Je suis un citoyen engagé, mais je n’ai pas cherché à être ministre
Que peut un président seul ? Or Obama était face à un pays qui, sur bien des points et en particulier sur ceux concernant les Africains-Américains, ne voulait pas changer. Un pays profondément raciste, paternaliste. Mais la préoccupation de Baldwin, de toute façon, qui disait que « le Blanc est une métaphore du pouvoir », ce n’était pas seulement la situation des Noirs, ou encore celle des homosexuels, c’était beaucoup plus large, cela concernait le rapport à l’autre, à tout autre. D’une manière générale, je ne suis pas déçu par Obama, car il a fait beaucoup. On oublie trop souvent, en particulier, qu’il est arrivé à un moment de crise et qu’il a sauvé l’économie mondiale, évitant ainsi des millions de morts.
Une crise économique mondiale, en Europe, ça détruit des richesses ; dans les pays du Tiers Monde, ça tue des gens. En fait, on a rarement eu aux États-Unis un président aussi intelligent. Un président qui, au cours d’une période compliquée et alors que, contrairement à Trump, il ne voulait pas gouverner seulement pour une partie du pays, a réussi à agir dans des domaines essentiels, par exemple pour réformer la sécurité sociale. Ce qu’il pouvait faire malgré l’opposition du Congrès, il l’a fait.

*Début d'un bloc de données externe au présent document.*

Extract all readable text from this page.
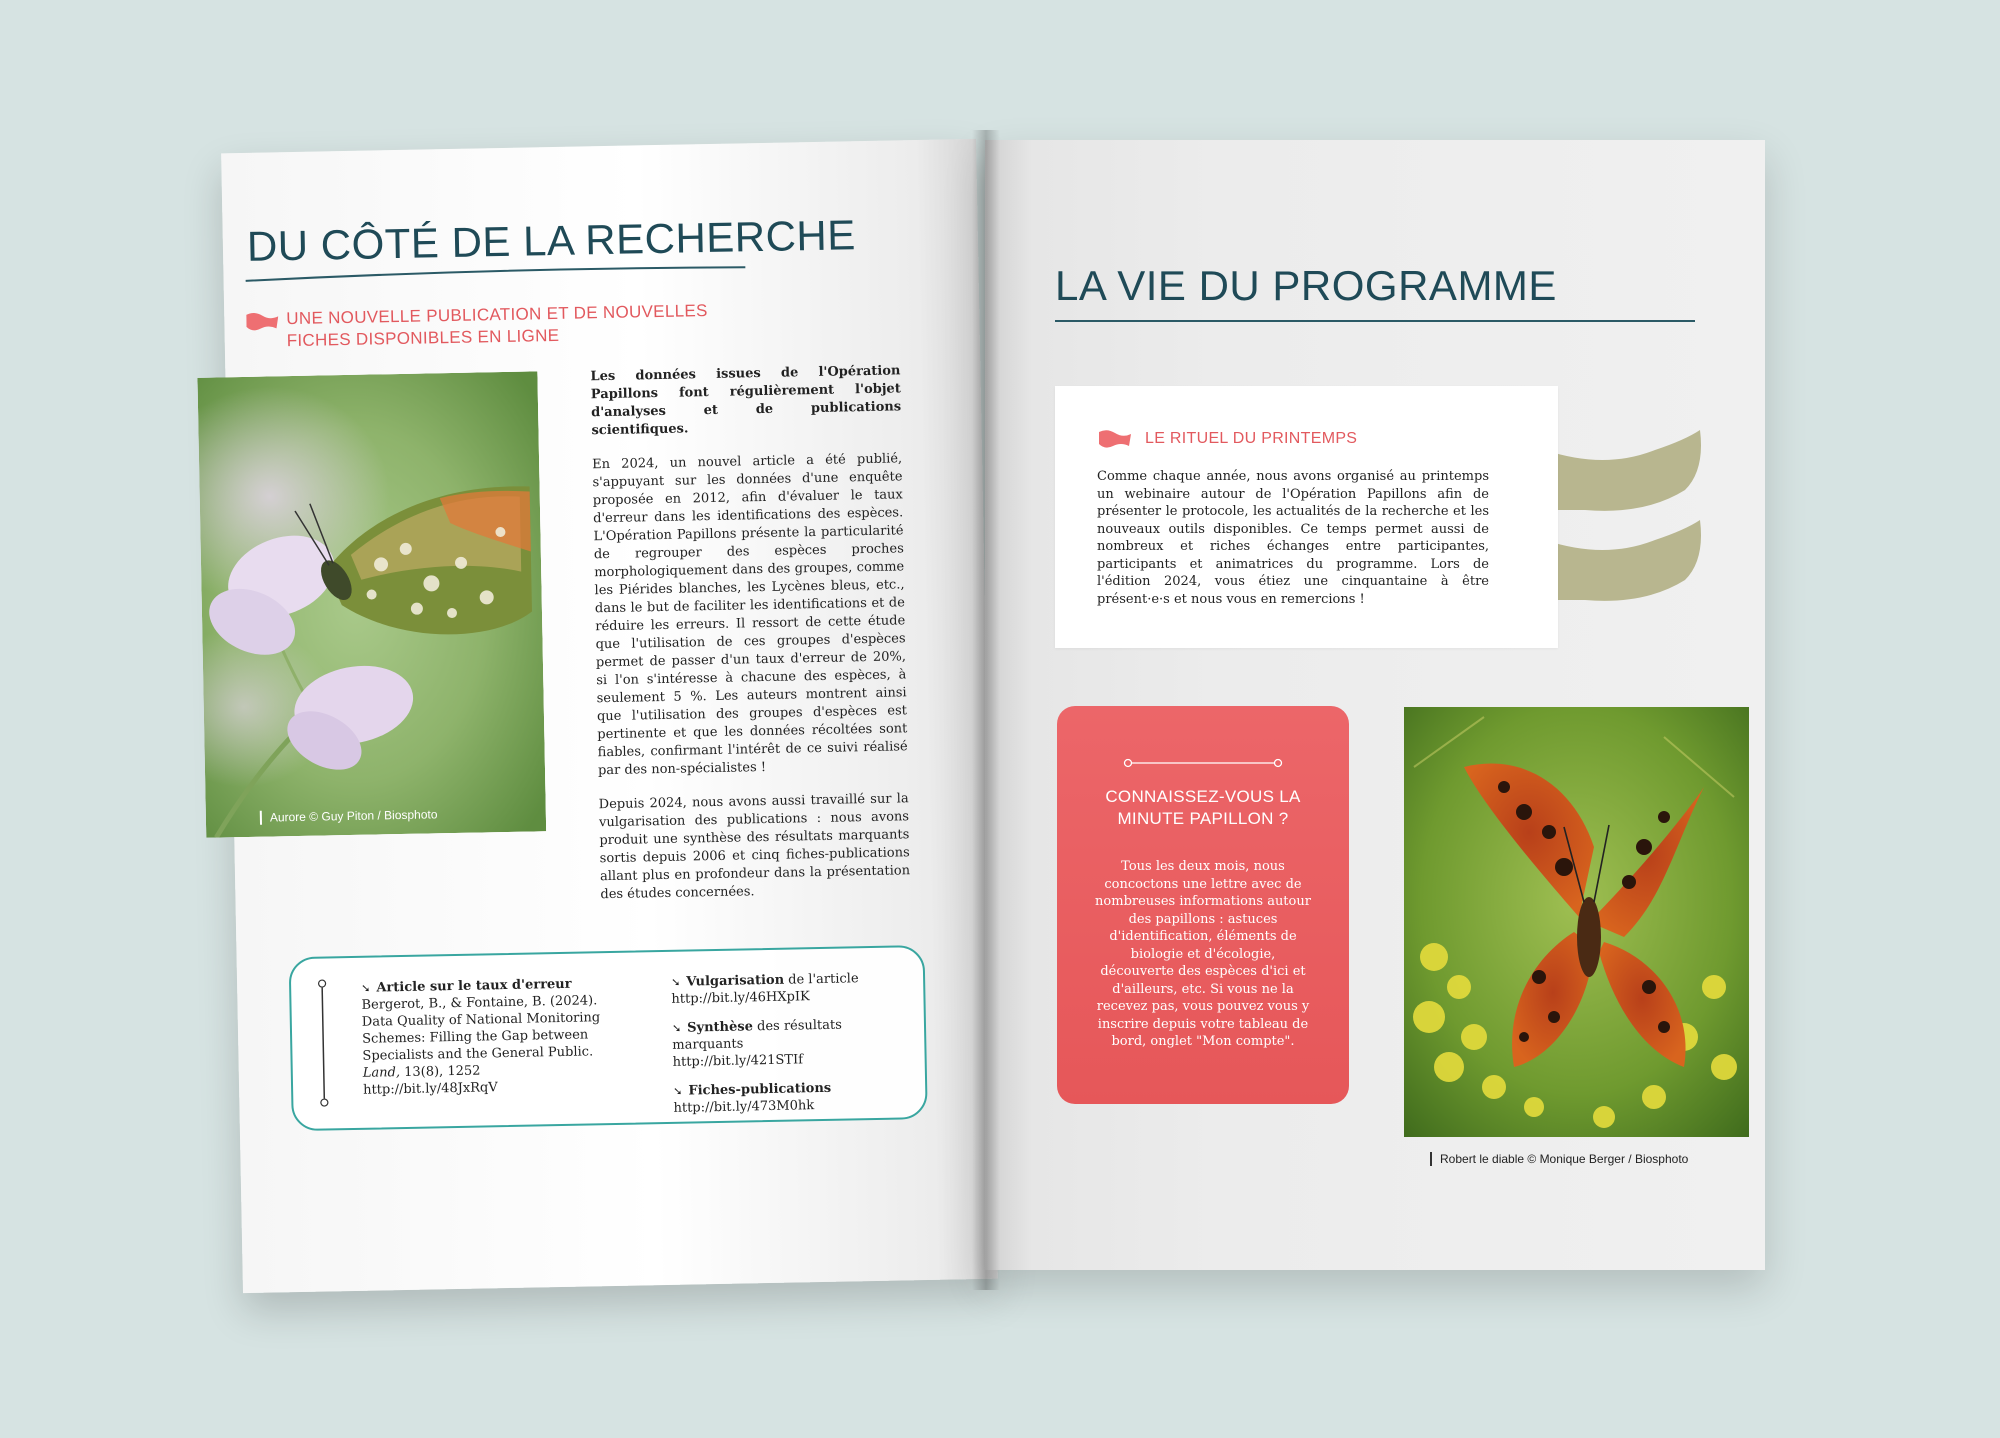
DU CÔTÉ DE LA RECHERCHE
UNE NOUVELLE PUBLICATION ET DE NOUVELLES FICHES DISPONIBLES EN LIGNE
Aurore © Guy Piton / Biosphoto

Les données issues de l'Opération Papillons font régulièrement l'objet d'analyses et de publications scientifiques.

En 2024, un nouvel article a été publié, s'appuyant sur les données d'une enquête proposée en 2012, afin d'évaluer le taux d'erreur dans les identifications des espèces. L'Opération Papillons présente la particularité de regrouper des espèces proches morphologiquement dans des groupes, comme les Piérides blanches, les Lycènes bleus, etc., dans le but de faciliter les identifications et de réduire les erreurs. Il ressort de cette étude que l'utilisation de ces groupes d'espèces permet de passer d'un taux d'erreur de 20%, si l'on s'intéresse à chacune des espèces, à seulement 5 %. Les auteurs montrent ainsi que l'utilisation des groupes d'espèces est pertinente et que les données récoltées sont fiables, confirmant l'intérêt de ce suivi réalisé par des non-spécialistes !

Depuis 2024, nous avons aussi travaillé sur la vulgarisation des publications : nous avons produit une synthèse des résultats marquants sortis depuis 2006 et cinq fiches-publications allant plus en profondeur dans la présentation des études concernées.

➘ Article sur le taux d'erreur
Bergerot, B., & Fontaine, B. (2024). Data Quality of National Monitoring Schemes: Filling the Gap between Specialists and the General Public. Land, 13(8), 1252
http://bit.ly/48JxRqV
➘ Vulgarisation de l'article
http://bit.ly/46HXpIK
➘ Synthèse des résultats marquants
http://bit.ly/421STIf
➘ Fiches-publications
http://bit.ly/473M0hk
LA VIE DU PROGRAMME
LE RITUEL DU PRINTEMPS
Comme chaque année, nous avons organisé au printemps un webinaire autour de l'Opération Papillons afin de présenter le protocole, les actualités de la recherche et les nouveaux outils disponibles. Ce temps permet aussi de nombreux et riches échanges entre participantes, participants et animatrices du programme. Lors de l'édition 2024, vous étiez une cinquantaine à être présent·e·s et nous vous en remercions !
CONNAISSEZ-VOUS LA MINUTE PAPILLON ?
Tous les deux mois, nous concoctons une lettre avec de nombreuses informations autour des papillons : astuces d'identification, éléments de biologie et d'écologie, découverte des espèces d'ici et d'ailleurs, etc. Si vous ne la recevez pas, vous pouvez vous y inscrire depuis votre tableau de bord, onglet "Mon compte".
Robert le diable © Monique Berger / Biosphoto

Est-ce, plus que le cinéaste, l’ancien ministre de la Culture d’Haïti qui évoque là les difficultés de l’action politique ?
Je suis un citoyen engagé, mais je n’ai pas cherché à être ministre, on me l’a demandé dans des circonstances particulières, après des changements politiques au sortir de la dictature à Haïti. Je ne pouvais pas refuser. Et je suis parti dès que la situation a changé. Mais cela m’a permis en effet de constater toutes les contraintes, notamment face aux responsables des finances, auxquelles on fait alors face. L’exercice du pouvoir, dans une démocratie, c’est une perpétuelle négociation.

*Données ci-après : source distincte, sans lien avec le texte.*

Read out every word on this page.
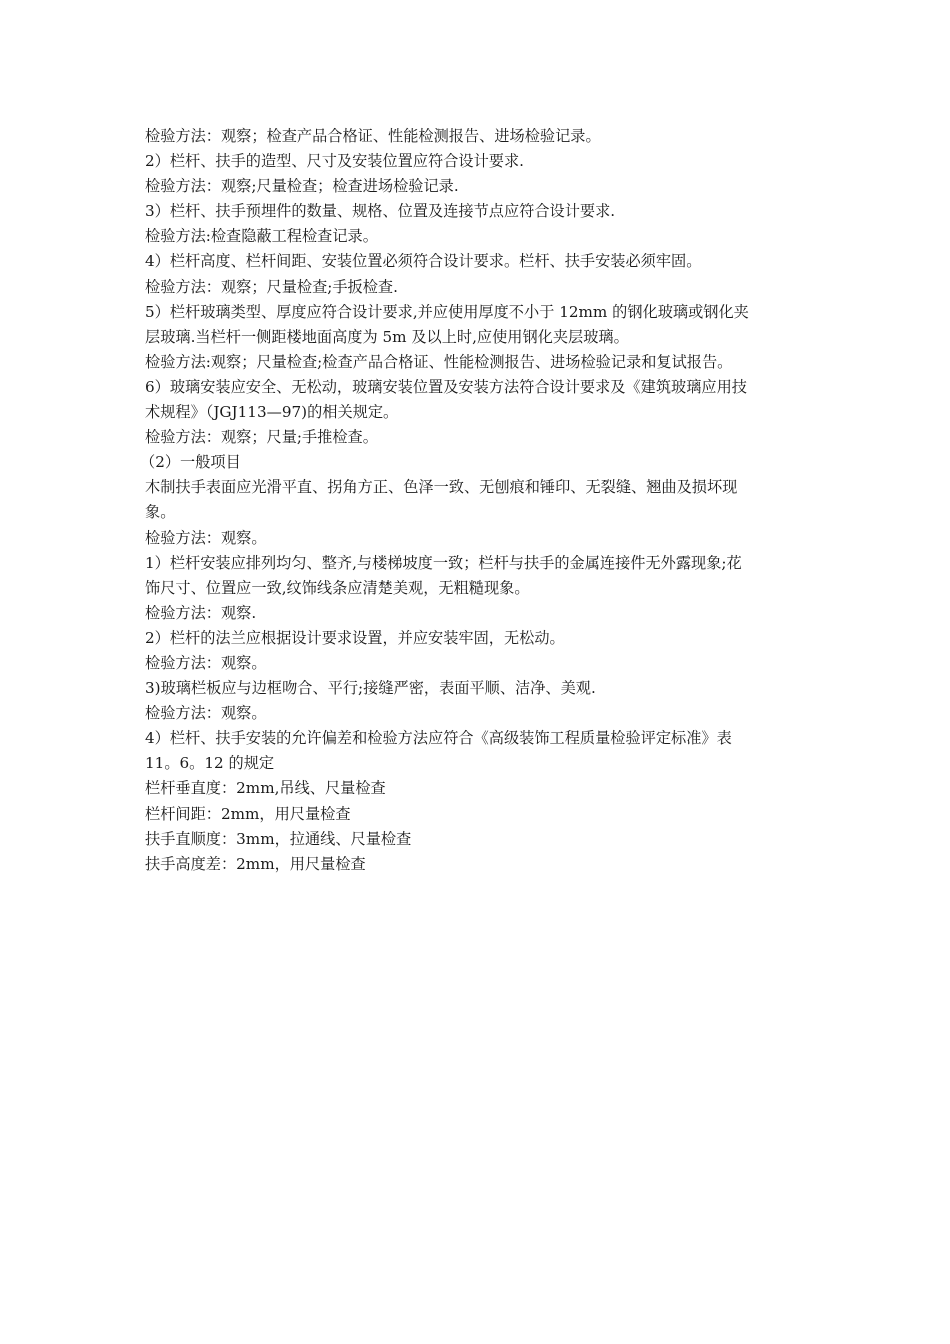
检验方法：观察；检查产品合格证、性能检测报告、进场检验记录。
2）栏杆、扶手的造型、尺寸及安装位置应符合设计要求.
检验方法：观察;尺量检查；检查进场检验记录.
3）栏杆、扶手预埋件的数量、规格、位置及连接节点应符合设计要求.
检验方法:检查隐蔽工程检查记录。
4）栏杆高度、栏杆间距、安装位置必须符合设计要求。栏杆、扶手安装必须牢固。
检验方法：观察；尺量检查;手扳检查.
5）栏杆玻璃类型、厚度应符合设计要求,并应使用厚度不小于 12mm 的钢化玻璃或钢化夹
层玻璃.当栏杆一侧距楼地面高度为 5m 及以上时,应使用钢化夹层玻璃。
检验方法:观察；尺量检查;检查产品合格证、性能检测报告、进场检验记录和复试报告。
6）玻璃安装应安全、无松动，玻璃安装位置及安装方法符合设计要求及《建筑玻璃应用技
术规程》（JGJ113—97)的相关规定。
检验方法：观察；尺量;手推检查。
（2）一般项目
木制扶手表面应光滑平直、拐角方正、色泽一致、无刨痕和锤印、无裂缝、翘曲及损坏现
象。
检验方法：观察。
1）栏杆安装应排列均匀、整齐,与楼梯坡度一致；栏杆与扶手的金属连接件无外露现象;花
饰尺寸、位置应一致,纹饰线条应清楚美观，无粗糙现象。
检验方法：观察.
2）栏杆的法兰应根据设计要求设置，并应安装牢固，无松动。
检验方法：观察。
3)玻璃栏板应与边框吻合、平行;接缝严密，表面平顺、洁净、美观.
检验方法：观察。
4）栏杆、扶手安装的允许偏差和检验方法应符合《高级装饰工程质量检验评定标准》表
11。6。12 的规定
栏杆垂直度：2mm,吊线、尺量检查
栏杆间距：2mm，用尺量检查
扶手直顺度：3mm，拉通线、尺量检查
扶手高度差：2mm，用尺量检查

Il y a eu beaucoup de cinéastes du Sud devenus ministres de la Culture ou conseillers du président dans leur pays – Cheick Oumar Sissoko au Mali, Abderrahmane Sissako en Mauritanie, Mahamat-Saleh Haroun aujourd’hui au Tchad. Vous ont-ils demandé de parler de votre expérience ?
Je les connais tous. Mais ils ne m’ont rien demandé, et je ne suis pas sûr que j’aurais eu quoi que ce soit à leur dire. Ce sont des expériences individuelles. Pour ma part, si j’ai eu une source d’inspiration à ce moment-là, c’était plutôt du côté d’un écrivain, Jorge Semprun, devenu ministre de la Culture en Espagne après la fin du franquisme.